I picked up a bit of a treasure as far as I can tell. I haven't had much time to research this gun but from the little I have learned it looks like a keeper. I went to an auction and got this gun for a bid of $300.00. The only reason I bought it is because I never heard of this gun/caliber before. It is a 1894 Octagon barrel Marlin 40-82 black powder lever action. Shot it today and it kicks like a mule and destroyed the oak block that I used for a target. It came with 2 boxes of original ammo and 1 box of reloades. I'm going to do more research next week to find out if I have something worth the $300.00 but any info I could get from the forum might help steer me in the right direction. Thanks for any help I can get.

HNAGEYE

I'll put some pics up if I can figure out how to do it. (I'm old and a bit senile) I don't even know if I spelled "senile" correctly LOL.


----------



## richg99

Well, you got the SENILE correct, but you messed up your own name....Hangeye

*"HNAGEYE

I'll put some pics up if I can figure out how to do it. (I'm old and a bit senile) I don't even know if I spelled "senile" correctly LOL.
"*

Ha Ha....


----------



## renn90

That's hilarious!


----------



## Jim

Send me the pictures if you cant figure it out and I will post them for you.

Jim


----------



## lovedr79

came across this:
https://www.armslist.com/posts/2807487/minneapolis-minnesota-antiques-for-sale--marlin-model-1895-40-82
https://www.gunauction.com/buy/12405661


----------



## HANGEYE

lovedr79 said:


> came across this:
> https://www.armslist.com/posts/2807487/minneapolis-minnesota-antiques-for-sale--marlin-model-1895-40-82
> https://www.gunauction.com/buy/12405661


Yup, thats it. The one I have looks to be in about the same shape. Looks like I made a pretty good purchase. Thanks for the info.
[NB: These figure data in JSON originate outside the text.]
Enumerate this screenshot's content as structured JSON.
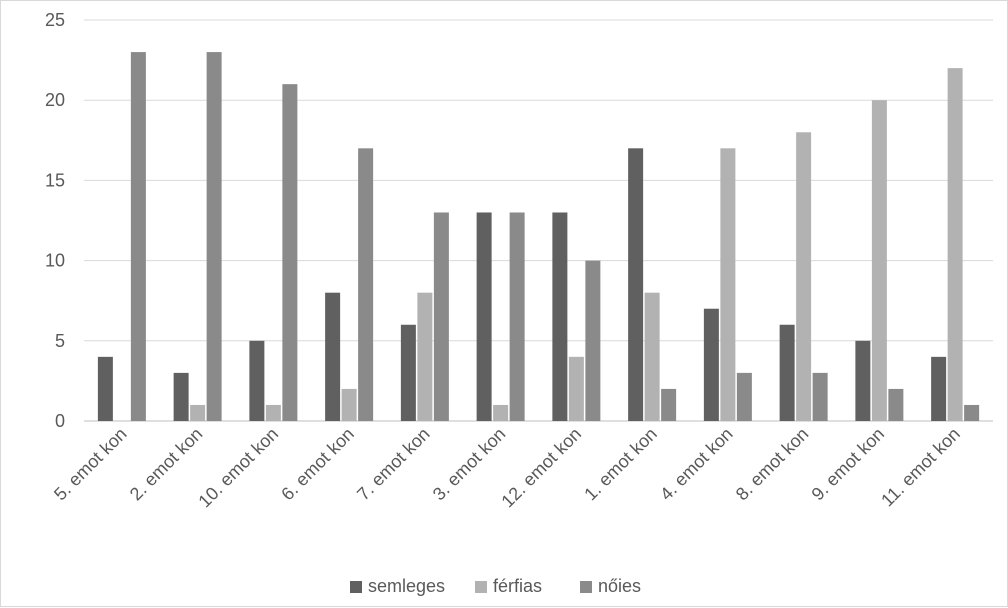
{
  "chart_data": {
    "type": "bar",
    "categories": [
      "5. emot kon",
      "2. emot kon",
      "10. emot kon",
      "6. emot kon",
      "7. emot kon",
      "3. emot kon",
      "12. emot kon",
      "1. emot kon",
      "4. emot kon",
      "8. emot kon",
      "9. emot kon",
      "11. emot kon"
    ],
    "series": [
      {
        "name": "semleges",
        "color": "#606060",
        "values": [
          4,
          3,
          5,
          8,
          6,
          13,
          13,
          17,
          7,
          6,
          5,
          4
        ]
      },
      {
        "name": "férfias",
        "color": "#b2b2b2",
        "values": [
          0,
          1,
          1,
          2,
          8,
          1,
          4,
          8,
          17,
          18,
          20,
          22
        ]
      },
      {
        "name": "nőies",
        "color": "#8a8a8a",
        "values": [
          23,
          23,
          21,
          17,
          13,
          13,
          10,
          2,
          3,
          3,
          2,
          1
        ]
      }
    ],
    "ylim": [
      0,
      25
    ],
    "yticks": [
      0,
      5,
      10,
      15,
      20,
      25
    ],
    "grid": true,
    "legend": "bottom",
    "title": "",
    "xlabel": "",
    "ylabel": ""
  }
}
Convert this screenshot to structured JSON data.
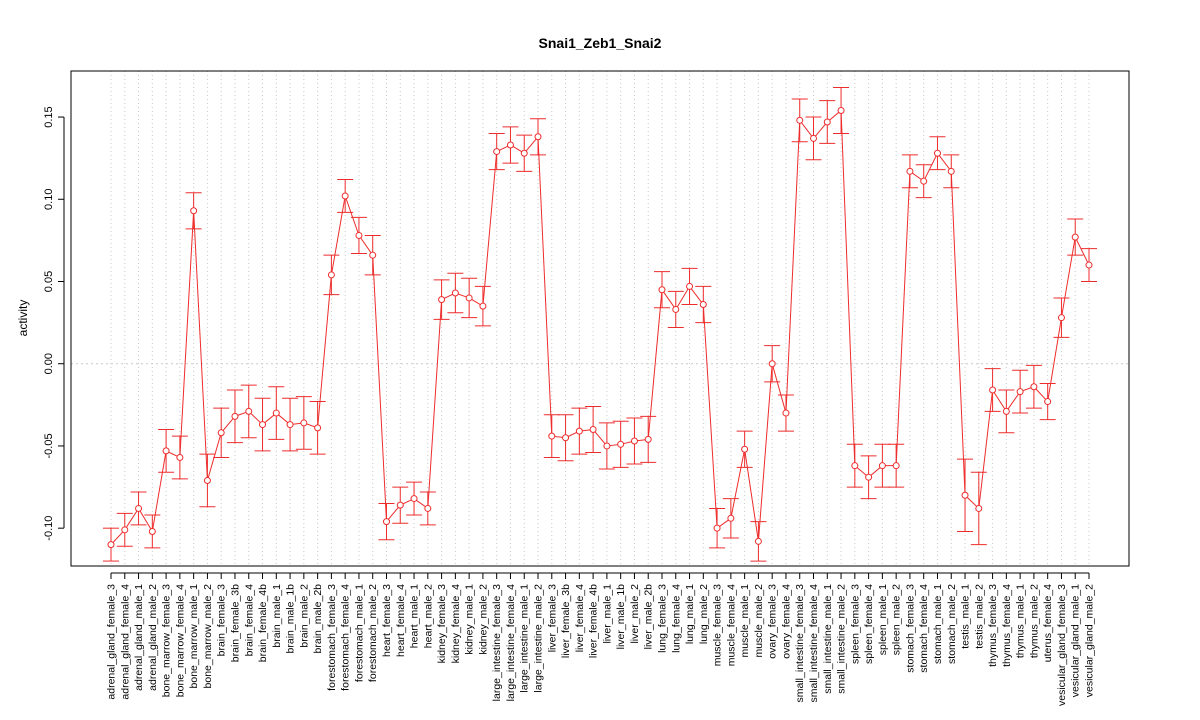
{
  "chart_data": {
    "type": "line",
    "title": "Snai1_Zeb1_Snai2",
    "xlabel": "",
    "ylabel": "activity",
    "ylim": [
      -0.123,
      0.178
    ],
    "yticks": [
      -0.1,
      -0.05,
      0.0,
      0.05,
      0.1,
      0.15
    ],
    "ytick_labels": [
      "-0.10",
      "-0.05",
      "0.00",
      "0.05",
      "0.10",
      "0.15"
    ],
    "grid": true,
    "line_color": "#ee2c2c",
    "grid_color": "#c8c8c8",
    "categories": [
      "adrenal_gland_female_3",
      "adrenal_gland_female_4",
      "adrenal_gland_male_1",
      "adrenal_gland_male_2",
      "bone_marrow_female_3",
      "bone_marrow_female_4",
      "bone_marrow_male_1",
      "bone_marrow_male_2",
      "brain_female_3",
      "brain_female_3b",
      "brain_female_4",
      "brain_female_4b",
      "brain_male_1",
      "brain_male_1b",
      "brain_male_2",
      "brain_male_2b",
      "forestomach_female_3",
      "forestomach_female_4",
      "forestomach_male_1",
      "forestomach_male_2",
      "heart_female_3",
      "heart_female_4",
      "heart_male_1",
      "heart_male_2",
      "kidney_female_3",
      "kidney_female_4",
      "kidney_male_1",
      "kidney_male_2",
      "large_intestine_female_3",
      "large_intestine_female_4",
      "large_intestine_male_1",
      "large_intestine_male_2",
      "liver_female_3",
      "liver_female_3b",
      "liver_female_4",
      "liver_female_4b",
      "liver_male_1",
      "liver_male_1b",
      "liver_male_2",
      "liver_male_2b",
      "lung_female_3",
      "lung_female_4",
      "lung_male_1",
      "lung_male_2",
      "muscle_female_3",
      "muscle_female_4",
      "muscle_male_1",
      "muscle_male_2",
      "ovary_female_3",
      "ovary_female_4",
      "small_intestine_female_3",
      "small_intestine_female_4",
      "small_intestine_male_1",
      "small_intestine_male_2",
      "spleen_female_3",
      "spleen_female_4",
      "spleen_male_1",
      "spleen_male_2",
      "stomach_female_3",
      "stomach_female_4",
      "stomach_male_1",
      "stomach_male_2",
      "testis_male_1",
      "testis_male_2",
      "thymus_female_3",
      "thymus_female_4",
      "thymus_male_1",
      "thymus_male_2",
      "uterus_female_4",
      "vesicular_gland_female_3",
      "vesicular_gland_male_1",
      "vesicular_gland_male_2"
    ],
    "values": [
      -0.11,
      -0.101,
      -0.088,
      -0.102,
      -0.053,
      -0.057,
      0.093,
      -0.071,
      -0.042,
      -0.032,
      -0.029,
      -0.037,
      -0.03,
      -0.037,
      -0.036,
      -0.039,
      0.054,
      0.102,
      0.078,
      0.066,
      -0.096,
      -0.086,
      -0.082,
      -0.088,
      0.039,
      0.043,
      0.04,
      0.035,
      0.129,
      0.133,
      0.128,
      0.138,
      -0.044,
      -0.045,
      -0.041,
      -0.04,
      -0.05,
      -0.049,
      -0.047,
      -0.046,
      0.045,
      0.033,
      0.047,
      0.036,
      -0.1,
      -0.094,
      -0.052,
      -0.108,
      0.0,
      -0.03,
      0.148,
      0.137,
      0.147,
      0.154,
      -0.062,
      -0.069,
      -0.062,
      -0.062,
      0.117,
      0.111,
      0.128,
      0.117,
      -0.08,
      -0.088,
      -0.016,
      -0.029,
      -0.017,
      -0.014,
      -0.023,
      0.028,
      0.077,
      0.06
    ],
    "error": [
      0.01,
      0.01,
      0.01,
      0.01,
      0.013,
      0.013,
      0.011,
      0.016,
      0.015,
      0.016,
      0.016,
      0.016,
      0.016,
      0.016,
      0.016,
      0.016,
      0.012,
      0.01,
      0.011,
      0.012,
      0.011,
      0.011,
      0.01,
      0.01,
      0.012,
      0.012,
      0.012,
      0.012,
      0.011,
      0.011,
      0.011,
      0.011,
      0.013,
      0.014,
      0.014,
      0.014,
      0.014,
      0.014,
      0.014,
      0.014,
      0.011,
      0.011,
      0.011,
      0.011,
      0.012,
      0.012,
      0.011,
      0.012,
      0.011,
      0.011,
      0.013,
      0.013,
      0.013,
      0.014,
      0.013,
      0.013,
      0.013,
      0.013,
      0.01,
      0.01,
      0.01,
      0.01,
      0.022,
      0.022,
      0.013,
      0.013,
      0.013,
      0.013,
      0.011,
      0.012,
      0.011,
      0.01
    ]
  }
}
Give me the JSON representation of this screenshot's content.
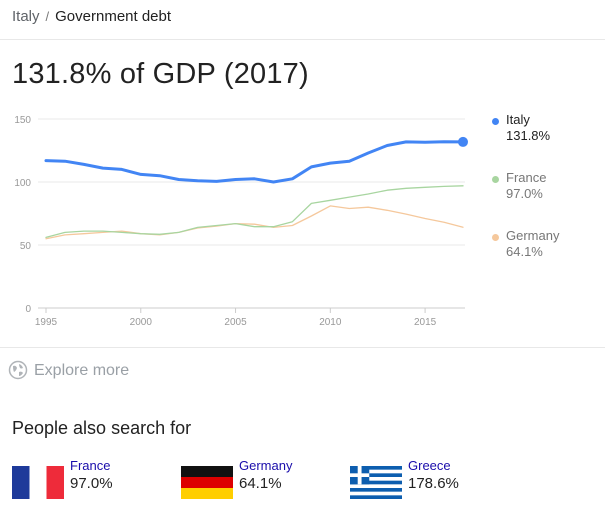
{
  "breadcrumb": {
    "country": "Italy",
    "separator": "/",
    "topic": "Government debt"
  },
  "headline": "131.8% of GDP (2017)",
  "chart_data": {
    "type": "line",
    "title": "",
    "xlabel": "",
    "ylabel": "",
    "xlim": [
      1995,
      2017
    ],
    "ylim": [
      0,
      150
    ],
    "x_ticks": [
      1995,
      2000,
      2005,
      2010,
      2015
    ],
    "y_ticks": [
      0,
      50,
      100,
      150
    ],
    "grid": true,
    "legend_position": "right",
    "x": [
      1995,
      1996,
      1997,
      1998,
      1999,
      2000,
      2001,
      2002,
      2003,
      2004,
      2005,
      2006,
      2007,
      2008,
      2009,
      2010,
      2011,
      2012,
      2013,
      2014,
      2015,
      2016,
      2017
    ],
    "series": [
      {
        "name": "Italy",
        "value_label": "131.8%",
        "color": "#4285f4",
        "values": [
          117,
          116.5,
          114,
          111,
          110,
          106,
          105,
          102,
          101,
          100.5,
          102,
          102.5,
          100,
          102.5,
          112,
          115,
          116.5,
          123,
          129,
          131.8,
          131.5,
          132,
          131.8
        ]
      },
      {
        "name": "France",
        "value_label": "97.0%",
        "color": "#a8d5a0",
        "values": [
          56,
          60,
          61,
          61,
          60,
          59,
          58.5,
          60,
          64,
          65.5,
          67,
          64.5,
          64.5,
          68.5,
          83,
          85.5,
          88,
          90.5,
          93.5,
          95,
          95.8,
          96.5,
          97.0
        ]
      },
      {
        "name": "Germany",
        "value_label": "64.1%",
        "color": "#f5c89c",
        "values": [
          55,
          58,
          59,
          60,
          61,
          59,
          58,
          60,
          63.5,
          65,
          67,
          66.5,
          64,
          65.5,
          73,
          81,
          79,
          80,
          77.5,
          74.5,
          71,
          68,
          64.1
        ]
      }
    ]
  },
  "explore": {
    "label": "Explore more",
    "icon": "globe-icon"
  },
  "people_also_search": {
    "title": "People also search for",
    "items": [
      {
        "name": "France",
        "value": "97.0%",
        "flag": "france-flag"
      },
      {
        "name": "Germany",
        "value": "64.1%",
        "flag": "germany-flag"
      },
      {
        "name": "Greece",
        "value": "178.6%",
        "flag": "greece-flag"
      }
    ]
  },
  "colors": {
    "link": "#1a0dab",
    "muted": "#9aa0a6",
    "grid": "#e8e8e8"
  }
}
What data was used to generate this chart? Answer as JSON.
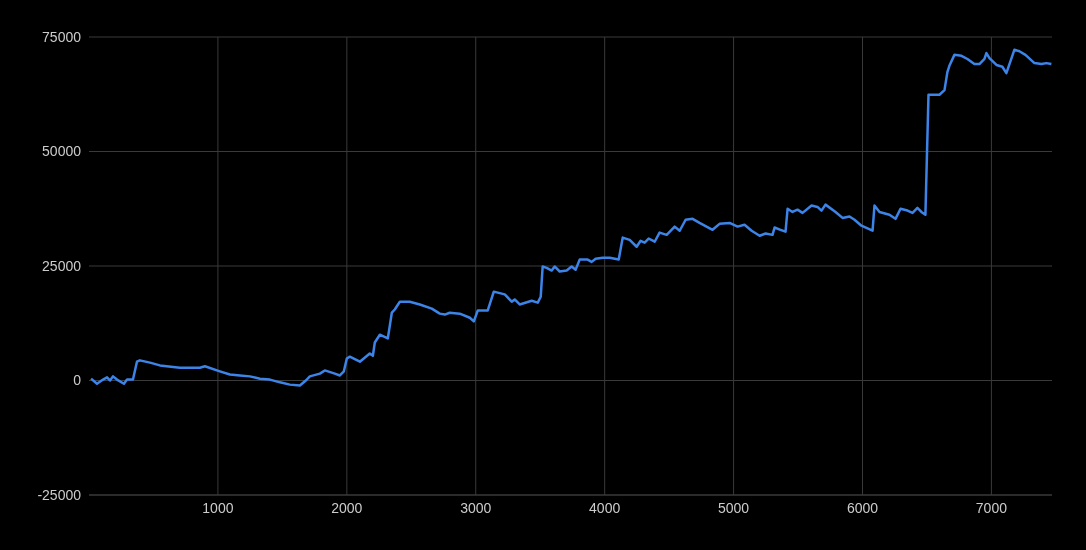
{
  "chart_data": {
    "type": "line",
    "xlim": [
      0,
      7470
    ],
    "xticks": [
      1000,
      2000,
      3000,
      4000,
      5000,
      6000,
      7000
    ],
    "ylim": [
      -25000,
      75000
    ],
    "yticks": [
      -25000,
      0,
      25000,
      50000,
      75000
    ],
    "grid": true,
    "legend": false,
    "marker": "none",
    "line_style": "solid",
    "series": [
      {
        "color": "#3c84e8",
        "x": [
          16,
          62,
          109,
          140,
          163,
          186,
          217,
          271,
          295,
          341,
          372,
          395,
          473,
          550,
          705,
          860,
          899,
          1015,
          1093,
          1171,
          1248,
          1326,
          1403,
          1481,
          1558,
          1636,
          1682,
          1713,
          1791,
          1829,
          1907,
          1946,
          1977,
          2000,
          2023,
          2101,
          2178,
          2202,
          2217,
          2256,
          2318,
          2349,
          2372,
          2411,
          2488,
          2566,
          2659,
          2721,
          2760,
          2798,
          2876,
          2954,
          2985,
          3016,
          3093,
          3140,
          3225,
          3279,
          3302,
          3341,
          3434,
          3481,
          3504,
          3519,
          3550,
          3589,
          3612,
          3651,
          3705,
          3744,
          3775,
          3806,
          3868,
          3899,
          3930,
          3985,
          4039,
          4109,
          4140,
          4194,
          4248,
          4279,
          4310,
          4341,
          4388,
          4426,
          4481,
          4543,
          4582,
          4628,
          4682,
          4736,
          4837,
          4891,
          4969,
          5031,
          5085,
          5140,
          5202,
          5248,
          5302,
          5318,
          5364,
          5403,
          5419,
          5457,
          5496,
          5535,
          5605,
          5651,
          5682,
          5713,
          5791,
          5845,
          5899,
          5938,
          5992,
          6078,
          6093,
          6132,
          6209,
          6256,
          6295,
          6349,
          6388,
          6426,
          6457,
          6488,
          6512,
          6597,
          6636,
          6659,
          6674,
          6713,
          6768,
          6814,
          6868,
          6907,
          6946,
          6961,
          6985,
          7039,
          7085,
          7116,
          7178,
          7217,
          7264,
          7334,
          7388,
          7426,
          7465
        ],
        "values": [
          400,
          -700,
          200,
          700,
          0,
          900,
          200,
          -700,
          200,
          200,
          4100,
          4400,
          3900,
          3300,
          2800,
          2800,
          3100,
          2000,
          1300,
          1100,
          900,
          400,
          200,
          -400,
          -900,
          -1100,
          0,
          900,
          1500,
          2200,
          1500,
          1100,
          2000,
          4800,
          5200,
          4100,
          5900,
          5400,
          8300,
          10000,
          9200,
          14800,
          15500,
          17200,
          17200,
          16600,
          15700,
          14600,
          14400,
          14800,
          14600,
          13700,
          12900,
          15300,
          15300,
          19400,
          18800,
          17200,
          17700,
          16600,
          17400,
          17000,
          18300,
          24900,
          24600,
          24000,
          24900,
          23800,
          24000,
          24900,
          24200,
          26400,
          26400,
          25900,
          26600,
          26800,
          26800,
          26400,
          31200,
          30700,
          29200,
          30500,
          30100,
          31000,
          30300,
          32300,
          31800,
          33600,
          32700,
          35100,
          35300,
          34400,
          32900,
          34200,
          34400,
          33600,
          34000,
          32700,
          31600,
          32100,
          31800,
          33400,
          32900,
          32500,
          37500,
          36800,
          37300,
          36600,
          38200,
          37900,
          37100,
          38400,
          36800,
          35500,
          35800,
          35100,
          33800,
          32700,
          38200,
          36800,
          36200,
          35300,
          37500,
          37100,
          36600,
          37700,
          36800,
          36200,
          62400,
          62400,
          63400,
          67400,
          68700,
          71100,
          70900,
          70200,
          69100,
          69100,
          70200,
          71500,
          70400,
          68900,
          68500,
          67100,
          72200,
          71900,
          71100,
          69300,
          69100,
          69300,
          69100
        ]
      }
    ]
  }
}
HANGEYE <--- at least I got this part right this time LOL


----------



## richg99

Well done.

I know nothing about guns and I need my spell checker (Grammarly) every day.

Ha Ha


----------



## overboard

I would say you made a pretty good deal! =D>


----------



## lovedr79

that would be sweet if yours is worth that much. i have tried a few times to get guns at auctions but the local dealers get into a pissing match and run the price up past the real value.


----------



## HANGEYE

Finally got some time to do some searching. What I found for sale ... Marlin 40-82, $7500.00. Winchester 40-82, $3495.00. A box of 20 rounds of JACKETED ammo, $81.60. A box of 20 rounds of CAST LEAD ammo, $75.00. I also found a company (Gad Custom Cartrideges) that "MAY" have a box of 20 for $40.00, if they don't have them they can make them. I'll have to give them a call. At any rate, this gun is not going to be shot very often at those prices. Im going to buy some more ammo and have some fun with it, might even use it for deer season next year. If I hit one with it, I hope I can at least salvage a sandwich out of it.

HANGEYE


----------



## Armorpl8

I wouldn't shoot it much...however.

If you really wanted to shoot it, you can form brass from 45-90. It's about $.90 each and it's made by Starline, really good stuff. All that is assuming you are a handloader with requisite dies, press, trimmer etc. If it was mine I'd clean it up real good and find a generous benefactor....and I have much of the tooling to make it go bang.


----------